Singapore by Random Person
Congestion has been in the news again. The Washington Post presents Arity’s findings, that Americans spend almost three-times more time commuting by car than they get in vacation. More time each year spent travelling to work than they get off. Congestion is a pain. The great inefficiency of automobility.
A partial solution
Perhaps a partial solution to the congestion problem favoured by economists is road pricing. We have ready-made examples at work in London, Stockholm and Singapore. But road pricing is politically challenging such that the cities that have it are still a minority. Why?

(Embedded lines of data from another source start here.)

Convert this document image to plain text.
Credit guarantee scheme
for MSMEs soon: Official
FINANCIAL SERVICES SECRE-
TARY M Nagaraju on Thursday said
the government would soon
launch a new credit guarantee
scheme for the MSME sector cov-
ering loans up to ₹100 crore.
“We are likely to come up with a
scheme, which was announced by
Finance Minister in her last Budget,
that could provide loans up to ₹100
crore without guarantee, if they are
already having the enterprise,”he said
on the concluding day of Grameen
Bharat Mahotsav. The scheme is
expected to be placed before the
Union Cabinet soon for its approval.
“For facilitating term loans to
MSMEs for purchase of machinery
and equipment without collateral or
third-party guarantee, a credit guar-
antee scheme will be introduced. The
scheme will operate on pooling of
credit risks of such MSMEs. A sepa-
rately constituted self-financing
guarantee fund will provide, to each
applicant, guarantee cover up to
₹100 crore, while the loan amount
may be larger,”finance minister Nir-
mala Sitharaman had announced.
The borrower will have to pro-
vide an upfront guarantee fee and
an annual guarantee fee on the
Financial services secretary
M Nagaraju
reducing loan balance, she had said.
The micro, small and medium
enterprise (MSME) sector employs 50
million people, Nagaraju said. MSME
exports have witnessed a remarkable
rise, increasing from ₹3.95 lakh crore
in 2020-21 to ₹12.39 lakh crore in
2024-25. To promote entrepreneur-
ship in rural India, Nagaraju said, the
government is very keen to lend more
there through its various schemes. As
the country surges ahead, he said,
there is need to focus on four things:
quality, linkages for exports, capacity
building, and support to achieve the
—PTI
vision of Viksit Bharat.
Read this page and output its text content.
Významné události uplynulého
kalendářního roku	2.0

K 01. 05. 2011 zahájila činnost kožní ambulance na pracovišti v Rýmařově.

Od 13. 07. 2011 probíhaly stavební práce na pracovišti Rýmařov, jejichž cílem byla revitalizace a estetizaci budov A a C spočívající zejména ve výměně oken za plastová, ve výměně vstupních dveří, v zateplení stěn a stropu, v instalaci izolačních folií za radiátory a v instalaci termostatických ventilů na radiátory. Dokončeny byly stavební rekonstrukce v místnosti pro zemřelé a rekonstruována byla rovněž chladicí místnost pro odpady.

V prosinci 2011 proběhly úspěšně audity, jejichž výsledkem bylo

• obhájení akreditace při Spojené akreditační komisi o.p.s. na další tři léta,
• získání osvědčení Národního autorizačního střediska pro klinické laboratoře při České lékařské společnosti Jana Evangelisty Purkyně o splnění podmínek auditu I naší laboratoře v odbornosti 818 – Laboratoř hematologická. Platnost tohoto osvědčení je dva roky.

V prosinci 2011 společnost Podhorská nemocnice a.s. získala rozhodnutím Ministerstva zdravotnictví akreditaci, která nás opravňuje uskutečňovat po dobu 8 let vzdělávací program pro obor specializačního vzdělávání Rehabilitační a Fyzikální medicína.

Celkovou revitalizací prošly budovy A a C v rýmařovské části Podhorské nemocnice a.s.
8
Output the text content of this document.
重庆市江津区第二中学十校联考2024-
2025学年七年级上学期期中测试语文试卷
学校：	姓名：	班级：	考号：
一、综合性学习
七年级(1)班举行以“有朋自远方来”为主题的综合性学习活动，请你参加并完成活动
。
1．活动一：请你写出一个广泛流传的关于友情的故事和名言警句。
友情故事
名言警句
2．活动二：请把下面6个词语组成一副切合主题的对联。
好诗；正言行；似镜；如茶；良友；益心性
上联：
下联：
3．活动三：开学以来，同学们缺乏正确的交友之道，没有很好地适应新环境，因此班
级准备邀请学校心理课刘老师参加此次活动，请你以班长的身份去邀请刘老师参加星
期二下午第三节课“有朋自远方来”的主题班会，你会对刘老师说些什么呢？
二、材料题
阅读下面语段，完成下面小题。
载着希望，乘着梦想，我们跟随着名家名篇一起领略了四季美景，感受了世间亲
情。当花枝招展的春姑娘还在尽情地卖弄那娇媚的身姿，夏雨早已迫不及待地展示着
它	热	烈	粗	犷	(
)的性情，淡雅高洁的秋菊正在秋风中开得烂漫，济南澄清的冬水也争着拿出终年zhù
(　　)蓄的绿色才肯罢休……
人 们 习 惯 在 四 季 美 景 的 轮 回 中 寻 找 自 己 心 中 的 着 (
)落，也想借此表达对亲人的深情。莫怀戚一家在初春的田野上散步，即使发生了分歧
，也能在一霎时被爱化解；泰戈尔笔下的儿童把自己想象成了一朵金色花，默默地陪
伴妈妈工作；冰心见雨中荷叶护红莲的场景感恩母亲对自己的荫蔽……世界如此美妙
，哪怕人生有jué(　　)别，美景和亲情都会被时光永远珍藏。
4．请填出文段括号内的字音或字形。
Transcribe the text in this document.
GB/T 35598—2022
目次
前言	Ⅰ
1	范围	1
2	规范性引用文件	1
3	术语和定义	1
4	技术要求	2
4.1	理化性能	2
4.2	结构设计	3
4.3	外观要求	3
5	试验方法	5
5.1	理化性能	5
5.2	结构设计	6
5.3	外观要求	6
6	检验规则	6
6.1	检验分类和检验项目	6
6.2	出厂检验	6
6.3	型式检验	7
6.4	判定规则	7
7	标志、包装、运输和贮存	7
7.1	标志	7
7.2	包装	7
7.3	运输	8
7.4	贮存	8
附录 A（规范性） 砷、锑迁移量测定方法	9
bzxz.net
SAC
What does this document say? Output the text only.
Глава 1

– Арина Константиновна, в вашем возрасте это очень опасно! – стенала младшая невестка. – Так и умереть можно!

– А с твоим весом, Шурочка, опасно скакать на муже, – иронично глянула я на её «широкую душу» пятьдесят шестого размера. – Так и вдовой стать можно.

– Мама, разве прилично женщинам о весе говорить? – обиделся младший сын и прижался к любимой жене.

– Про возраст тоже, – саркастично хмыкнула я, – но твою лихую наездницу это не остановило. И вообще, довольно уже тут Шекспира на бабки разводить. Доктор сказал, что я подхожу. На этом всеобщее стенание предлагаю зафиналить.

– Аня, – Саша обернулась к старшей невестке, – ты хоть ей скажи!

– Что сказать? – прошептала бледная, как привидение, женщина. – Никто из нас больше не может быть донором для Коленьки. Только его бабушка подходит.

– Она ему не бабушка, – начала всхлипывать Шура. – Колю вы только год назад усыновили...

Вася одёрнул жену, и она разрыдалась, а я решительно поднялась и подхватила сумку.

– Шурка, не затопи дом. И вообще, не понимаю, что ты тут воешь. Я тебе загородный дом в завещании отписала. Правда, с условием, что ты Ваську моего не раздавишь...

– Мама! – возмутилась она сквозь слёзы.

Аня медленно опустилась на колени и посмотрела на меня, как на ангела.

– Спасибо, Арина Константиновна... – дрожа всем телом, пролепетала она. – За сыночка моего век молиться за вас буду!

Simply put, it’s a challenge for cities founded on democratic governance. When Ken Livingstone sought to bring one to London, it was billed as his great gamble: a decongested nirvana or international embarrassment and electoral defeat. But even when it was first considered in 2000, over half (52 per cent) of journeys in London were by public transport, walking or cycling. The majority of travelling Londoners were already set to benefit. And Livingstone must have taken confidence from this.
Cities have also held referendums to decide. In Manchester, road-pricing proposals fell foul of plebiscite. While in Stockholm citizens supported a charge
More recently, in New York and Toronto, proposals were called off by higher political office. Getting a form of rationing through our democratic institutions — particularly fragmented city governance — has proved problematic.
Indeed, one extreme view is that a solution cannot be delivered democratically (at least in America). Speaking to The Economist in 2003, Anthony Downs, author of Stuck in Traffic said, “this is a problem without a solution — at least a solution the American people will accept … Learn to enjoy being stuck in traffic as another leisure activity, because congestion is here to stay.”
Downs’ position is strengthened when we consider that trust in our political institutions has declined. According to polls highlighted by the OECD, trust in government sits at an average 43%. Between 2007 and 2015, trust in political parties decreased by an average two percentage points; while trust in parliaments decreased five percentage points between 2008 and 2014 in OECD/EU countries. Why are these stats an issue?
Government, political parties and parliaments are the bodies that would make the tough decisions needed to develop road pricing (decisions I’ve written about before). If we don’t trust them, we won’t trust the solutions they propose. In this environment, politicians might wish to stay clear of volatile policies and tough decisions.
But with time running out to curb carbon emissions, urban populations rising, and congestion with it, is there a way for democrats (with a small ‘d’) to deliver road pricing?